Legal experts slam Basant’s remarks

‘Basant’s statement an interference with Supreme Court judgment’

February 10, 2013 06:17 pm | Updated November 17, 2021 01:24 am IST - Kochi

A file photo of retired High Court judge R. Basant.

A file photo of retired High Court judge R. Basant.

The >remarks made by former High Court judge R. Basant, who was part of the division bench of the Kerala High Court that acquitted 35 of the 36 accused in the Suriyanelli case, have drawn flak from jurists and legal community.

Coming down heavily on Mr. Basant, former Supreme Court judge V.R. Krishna Iyer demanded a public apology from him. Mr. Iyer said he should withdraw his remarks and tender an apology to the public, especially to the women community in the state. Mr. Basant’s subsequent statement that he made the remarks during a private conversation and did not know that it was being recorded did not have any credibility, Mr. Iyer said.

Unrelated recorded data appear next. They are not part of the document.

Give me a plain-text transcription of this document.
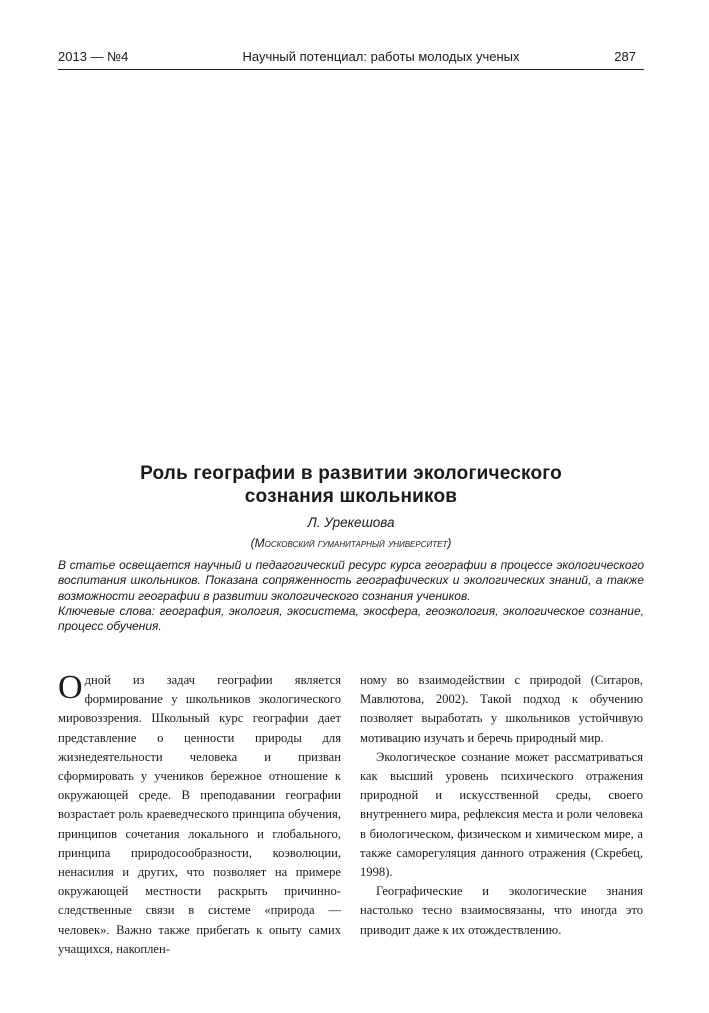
2013 — №4	Научный потенциал: работы молодых ученых	287
Роль географии в развитии экологического
сознания школьников
Л. Урекешова
(Московский гуманитарный университет)

В статье освещается научный и педагогический ресурс курса географии в процессе экологического воспитания школьников. Показана сопряженность географических и экологических знаний, а также возможности географии в развитии экологического сознания учеников.

Ключевые слова: география, экология, экосистема, экосфера, геоэкология, экологическое сознание, процесс обучения.

Одной из задач географии является формирование у школьников экологического мировоззрения. Школьный курс географии дает представление о ценности природы для жизнедеятельности человека и призван сформировать у учеников бережное отношение к окружающей среде. В преподавании географии возрастает роль краеведческого принципа обучения, принципов сочетания локального и глобального, принципа природосообразности, коэволюции, ненасилия и других, что позволяет на примере окружающей местности раскрыть причинно-следственные связи в системе «природа — человек». Важно также прибегать к опыту самих учащихся, накоплен-

ному во взаимодействии с природой (Ситаров, Мавлютова, 2002). Такой подход к обучению позволяет выработать у школьников устойчивую мотивацию изучать и беречь природный мир.

Экологическое сознание может рассматриваться как высший уровень психического отражения природной и искусственной среды, своего внутреннего мира, рефлексия места и роли человека в биологическом, физическом и химическом мире, а также саморегуляция данного отражения (Скребец, 1998).

Географические и экологические знания настолько тесно взаимосвязаны, что иногда это приводит даже к их отождествлению.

In footage televised by a Malayalam TV channel on Saturday, Mr. Basant was shown as saying, “She was used for child prostitution. Child prostitution is not rape. It is immoral. I am not blaming her... It is all there in my judgment.” He adds, “Here is a girl who is not normal, who is deviant. All this is there in the judgment.”

B. Rajendran, secretary of the State committee of All India Lawyers Union, termed Mr. Basant’s remarks an interference with the Supreme Court judgment, therefore amounting to contempt of court. He alleged that they might have been made with the “ulterior motive to influence the mindset of the present Division Bench of the Kerala High Court which is yet to begin hearing the case afresh” following the Supreme Court’s verdict.

The Supreme Court had recently set aside a January 2005 Kerala High Court judgment acquitting all 35 persons except the prime accused in the Suryanelli sex scandal case.

Attack on victim’s character

Besides his remarks were an attack on the character of the victim, Mr. Rajendran said. He said the Indian Penal Code made it amply clear that sexual intercourse with persons below 16 years with or without their consent amounted to an offence of rape. Therefore, it was really case of rape, he contended. How one could say that child prostitution was valid when prostitution itself had been banned, Mr. Rajendran asked.

Kaleeswaram Raj, High Court lawyer and legal commentator said while Mr. Basant was an upright judge who had the respect of the Bar, his remarks were “extremely unfortunate and unjustifiable on several counts”. Mr. Raj added that Mr. Basant should have kept in mind that the victim was a living person, “who is fighting with a past which was cruel, and with a future that is uncertain.

She is a victim who lives a life which no one else would desire to live”. Mr. Basant’s remarks about her “are unjust and unfair”.

Mr. Raj pointed out that the High Court judgment on the Suryanelli case “reflects a medieval concept on man-woman relation and child rights. The theory of presumed consent indicated in the judgment negates several Supreme Court judgments on the point.

“After the Supreme Court setting it aside, one of the authors of the judgment, Mr. Basant should not have justified it even in a private conversation. He was talking on an issue which is no longer private. He should have fairly acknowledged the reality that with the Supreme Court judgment, his judgment does not survive any longer”, he said.

He further said the jurisprudence of human rights in the context of violence on women had undergone radical changes in recent years.

“It is unfortunate that some of our judges live in captivities, where entry of new ideas and thoughts is strictly prohibited. This is probably why Mr. Basant is still strong on his arguments,” he said.

Sivan Madathil, High Court lawyer and legal commentator, termed Mr. Basant’s remarks as “absurd”.

He pointed out that it was wrong to say the victim was used for child prostitution, when the law itself had prohibited prostitution. If the former judge had found that she had been used for child prostitution when he wrote the judgment, he should have issued a directive to strictly implement the prohibition of prostitution in the State.

The court was not worried about the plight or rights of the victim, but was concerned only about the rights of the accused. Why did Mr. Basant not probe the antecedents of the accused who had assaulted the girl, he asked.

D.B. Binu, lawyer and human rights activist, said Mr. Basant should not have made such remarks either in a private or public conservation. A judge was supposed to keep his hands off his judgment once it was delivered, he said.